For frontline staff, there are any number of queries that they could receive via a call, email or face-to-face enquiry. It is impossible for them to know every single answer to every single situation off the top of their heads, and they should not be expected to.

But that does not mean they cannot communicate some form of useful information to the customer. A vague response that delays things further – such as “I’ll have to go and find out” – hardly inspires confidence in the customer that the business is doing everything in its power to help them in a timely, effective manner. For staff on the frontline, understanding why an issue has happened is not easy; understanding why when they are only armed with basic summary information is even harder.

By utilising holistic Complaints Management software, the frontline – and as a result the overall business – will feel considerable benefits. This is because it truly integrates the whole setup into a manageable and easily accessible format.

It gives staff the ability to provide customers with instant updates, rather than making them wait for an answer. If the problem cannot be solved instantly, the software can streamline the redirection of a customer complaint to the correct subject matter expert. Company-wide system updates within the software can provide clarity into how similar issues have been resolved – resolution information captured at first point of contact is logged, so the customer need not wait for an answer that already exists.

For large companies whose customer service teams are spread far and wide, this kind of streamlined internal communication is vital in driving complaints handling efficiency.

By investing in the right tools which improve the frontline’s effectiveness, it will prove to customers that company profits are being reinvested into areas that will be there to help them – eradicating any perceptions that the profits are simply lining the shareholders’ pockets.


Businesses need to separate themselves from the crowd, and doing so means investing in customer service that exceeds the competition. Consumers have never been better informed about the products and services they use as well as their rights, and ignoring that will be to the long-term detriment of the company.

Simply hiring more customer service staff is not the solution to improving complaints handling efficiency.
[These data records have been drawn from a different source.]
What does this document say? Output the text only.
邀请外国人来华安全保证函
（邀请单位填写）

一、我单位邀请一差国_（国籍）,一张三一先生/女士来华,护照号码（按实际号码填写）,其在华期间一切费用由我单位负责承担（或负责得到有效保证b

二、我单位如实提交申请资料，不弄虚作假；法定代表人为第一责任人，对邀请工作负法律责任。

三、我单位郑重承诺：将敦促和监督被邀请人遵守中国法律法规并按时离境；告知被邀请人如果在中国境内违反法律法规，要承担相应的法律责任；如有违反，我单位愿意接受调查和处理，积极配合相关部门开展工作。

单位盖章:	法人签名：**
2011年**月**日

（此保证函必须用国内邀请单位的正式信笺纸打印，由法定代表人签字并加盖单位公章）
In fact, adding more components to an already inefficient system will go only go towards making things worse.

The key is to identify ways to make staff more efficient. This means implementing inter-connected software systems that allow greater detail to be captured, without disrupting a slick customer-facing experience.

There is no one-size-fits-all solution, but enhancing staff capabilities through a complaints handling restructure does not have to be costly, particularly in the context of the long term gains of doing so. By working with complaints handling management experts to tailor a software infrastructure that improves frontline customer interaction, businesses will gain customers’ trust – and acquire their loyalty for years to come.